Um dos motivos – talvez o principal – pelo qual os Estados Unidos insistem na guerra do Afeganistão é o temor de um cenário apocalíptico, no qual uma vitória do talibã contamine o Paquistão e que os talibãs e a Al Qaeda consigam controlar o país e sua bomba nuclear.

O problema é que, ao mesmo tempo em que o Paquistão é um aliado dos Estados Unidos, também é o principal reduto de seus inimigos. E, como confirmaram documentos americanos sobre a guerra afegã publicado pelos jornais em julho, os próprios serviços secretos paquistaneses colaboram com os talibãs afegãos.

Agora, na ausência de um estado forte, que todavia pode se debilitar ainda mais por causa da crise, os radicais tentam preencher o vazio. “Se alguém tem fome, se alguém tem sede e recebe água, não vai perguntar se a oferta vem de um moderado ou de um extremista”, disse o ministro paquistanês de relações exteriores, Shah Mehmood Qureshi, à BBC. “Temos de ter consciência deste desafio.” A embaixadora americana no Paquistão, Anne Patterson, tratou a preocupação como “exagerada”.

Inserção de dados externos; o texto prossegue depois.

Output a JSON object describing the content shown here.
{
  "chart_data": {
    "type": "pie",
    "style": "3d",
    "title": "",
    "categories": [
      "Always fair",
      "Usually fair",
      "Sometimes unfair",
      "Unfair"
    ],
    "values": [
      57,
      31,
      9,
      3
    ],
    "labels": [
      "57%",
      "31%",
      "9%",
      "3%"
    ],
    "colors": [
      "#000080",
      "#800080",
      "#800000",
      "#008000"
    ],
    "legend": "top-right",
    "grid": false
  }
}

O problema é que as regiões mais afetadas pelas inundações são “as mais pobres e menos alfabetizadas do país, onde prosperam os movimentos extremistas e separatistas”, segundo o jornalista Rashid, um dos especialistas mais influentes e ouvidos pelas autoridades americanas sobre o Paquistão e o Afeganistão. A crise pode reforçar esses movimentos no país, o que terá repercussões do outro lado da fronteira. “Isso significa que a guerra do Afeganistão está a ponto de se tornar ainda mais sangrenta”, acredita Rashid.